Halfway down the steps the two men heard, “Welcome, gentlemen.”

Stephen stepped from behind the hanger door and raised his military special issue Glock 19s. “End of the road, I’m afraid. Such a shame too. All your excellent planning going to waste.”

Stephen raised his empty hand to behind left his ear and gave his mastoid bone two quick taps with his index finger.

Both pilots yelled as the audio/visual implants squealed and heated before going dead.

“Every one of your clever devices were just destroyed. Don’t worry, the heat will cauterize any damage done to you auditory and vocal systems. Other than the momentary pain, neither you or your men will have any lasting damage.”

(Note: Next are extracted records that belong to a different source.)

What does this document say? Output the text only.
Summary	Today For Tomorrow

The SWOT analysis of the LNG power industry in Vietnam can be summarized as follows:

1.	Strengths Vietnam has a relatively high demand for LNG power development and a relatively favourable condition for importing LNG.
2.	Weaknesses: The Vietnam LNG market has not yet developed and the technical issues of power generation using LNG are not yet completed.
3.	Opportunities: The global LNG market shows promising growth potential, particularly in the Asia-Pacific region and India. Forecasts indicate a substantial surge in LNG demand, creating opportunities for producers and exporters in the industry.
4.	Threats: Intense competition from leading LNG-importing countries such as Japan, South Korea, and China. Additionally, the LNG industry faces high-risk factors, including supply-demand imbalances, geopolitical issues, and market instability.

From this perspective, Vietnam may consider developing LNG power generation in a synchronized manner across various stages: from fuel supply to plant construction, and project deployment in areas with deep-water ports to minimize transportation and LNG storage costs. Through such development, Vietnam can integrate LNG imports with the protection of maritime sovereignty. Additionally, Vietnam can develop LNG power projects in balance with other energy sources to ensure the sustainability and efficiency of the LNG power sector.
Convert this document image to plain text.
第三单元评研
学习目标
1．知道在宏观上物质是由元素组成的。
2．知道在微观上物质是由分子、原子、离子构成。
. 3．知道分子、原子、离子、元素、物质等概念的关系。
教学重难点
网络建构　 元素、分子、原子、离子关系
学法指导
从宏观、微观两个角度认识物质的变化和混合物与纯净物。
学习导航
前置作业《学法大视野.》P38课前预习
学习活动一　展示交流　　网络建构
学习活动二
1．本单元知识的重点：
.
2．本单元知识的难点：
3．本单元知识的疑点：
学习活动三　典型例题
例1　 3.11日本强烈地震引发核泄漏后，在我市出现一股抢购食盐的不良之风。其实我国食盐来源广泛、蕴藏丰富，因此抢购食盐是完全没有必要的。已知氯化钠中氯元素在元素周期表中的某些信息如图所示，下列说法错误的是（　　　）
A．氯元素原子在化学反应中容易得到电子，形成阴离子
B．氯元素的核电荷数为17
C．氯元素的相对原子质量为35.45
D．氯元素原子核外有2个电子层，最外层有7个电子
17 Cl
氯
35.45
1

“Yours wasn’t a bad plan, although ultimately it wouldn’t have worked. Our system of government has too many fail safes to allow it to be corrupted from within, by such careful and patient planners as yourselves. I will say we had a devil of a time substituting our auditory devices for yours. Next time when you find and buy a Black-Market medical clinic you need to be sure it stays bought. Oh wait. There won’t be a next time for you two.”

Stephen subvocalized, “It’s done. Come clean up here and take Mike home. His head will be sore for a few days.”